Ao classificarem as palavras do ministro como mera retórica nacionalista e passadista, considerando-as, mesmo, como uma afronta às boas relações entre os dois Estados peninsulares, prestaram um mau serviço à verdade dos factos, bem como ao direito a uma informação rigorosa e independente, por parte dos portugueses.

Reacções desta natureza enquadram-se no manto do silêncio comprometido que tem pairado sobre a questão de Olivença, sobre a falta de informação e do debate público que se impunha, a par do desconhecimento das diligências que o Estado português e a diplomacia nacional, obrigatoriamente, deveriam perseguir, no sentido da reposição integral da soberania territorial do País.

O Ministro não mentiu, nem faltou à verdade, limitando-se a dizer que Portugal não deve esquecer a anexação ilegal de uma parcela do seu território, de que foi alvo há dois séculos.

Igualmente, não mentiu, quando afirmou que, de acordo com o tratado aceite e subscrito por Espanha, em 1817, como país ocupante, Olivença deverá voltar à posse de Portugal, sem quaisquer condicionalismos ou reservas.
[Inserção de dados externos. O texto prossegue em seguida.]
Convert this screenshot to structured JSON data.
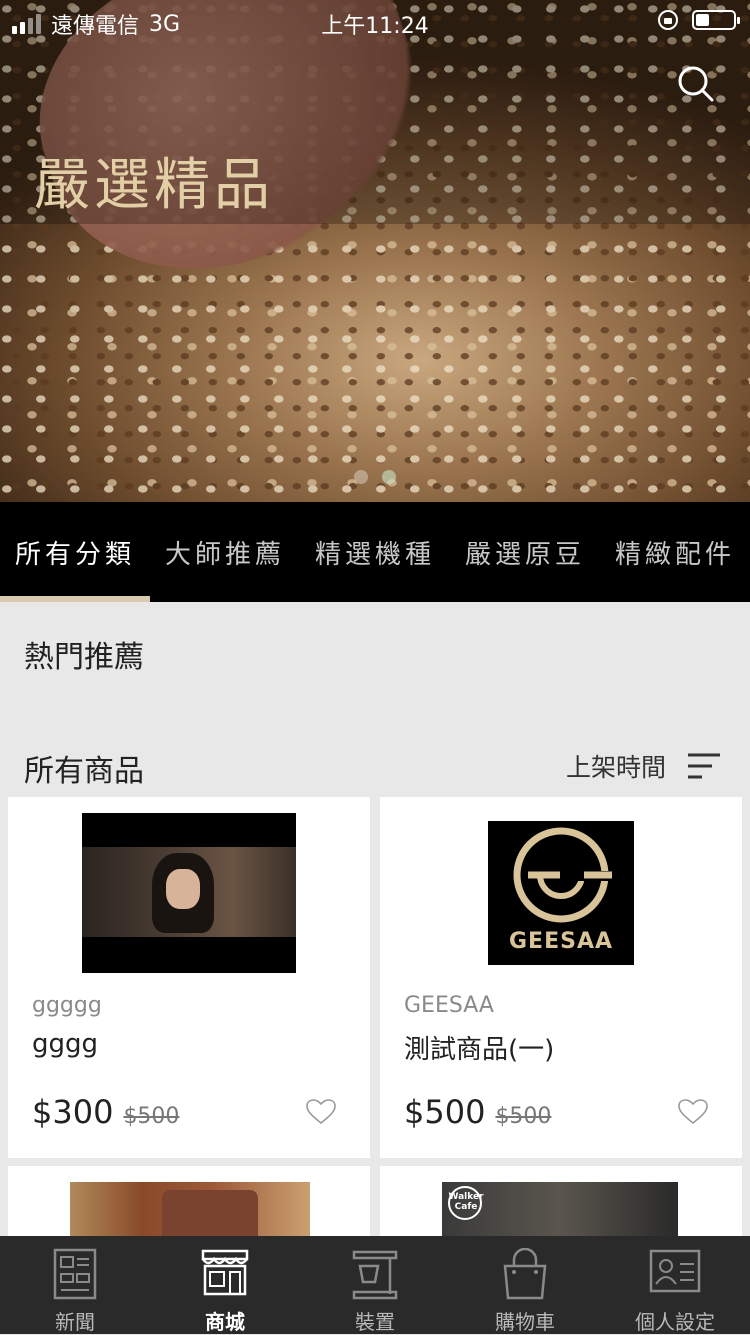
{
  "status": {
    "carrier": "遠傳電信",
    "network": "3G",
    "time": "上午11:24",
    "battery_level": 0.35
  },
  "hero": {
    "title": "嚴選精品"
  },
  "tabs": [
    {
      "label": "所有分類"
    },
    {
      "label": "大師推薦"
    },
    {
      "label": "精選機種"
    },
    {
      "label": "嚴選原豆"
    },
    {
      "label": "精緻配件"
    }
  ],
  "sections": {
    "hot": "熱門推薦",
    "all": "所有商品",
    "sort": "上架時間"
  },
  "products": [
    {
      "brand": "ggggg",
      "name": "gggg",
      "price": "$300",
      "old_price": "$500"
    },
    {
      "brand": "GEESAA",
      "name": "測試商品(一)",
      "price": "$500",
      "old_price": "$500",
      "logo_text": "GEESAA"
    },
    {
      "brand": "",
      "name": "",
      "price": "",
      "old_price": ""
    },
    {
      "brand": "",
      "name": "",
      "price": "",
      "old_price": "",
      "logo_text": "Walker Cafe"
    }
  ],
  "nav": [
    {
      "label": "新聞",
      "icon": "news-icon"
    },
    {
      "label": "商城",
      "icon": "store-icon"
    },
    {
      "label": "裝置",
      "icon": "device-icon"
    },
    {
      "label": "購物車",
      "icon": "cart-icon"
    },
    {
      "label": "個人設定",
      "icon": "profile-icon"
    }
  ],
  "colors": {
    "accent": "#d8cbb0",
    "hero_title": "#e3cfa6",
    "tabbar": "#000000",
    "navbar": "#2a2a2a"
  }
}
Contudo, verdadeiramente estranho é que aqueles que tanto clamaram contra as palavras do ministro se indignem contra a ocupação russa de territórios da Ucrânia e, ao mesmo tempo, desvalorizem e pareçam pouco importar-se com a usurpação de uma parcela do território de que o seu próprio País foi vítima, há mais de duzentos anos…

Olivença sempre foi, e é, Portuguesa.

Escreve sem aplicação do novo Acordo Ortográfico.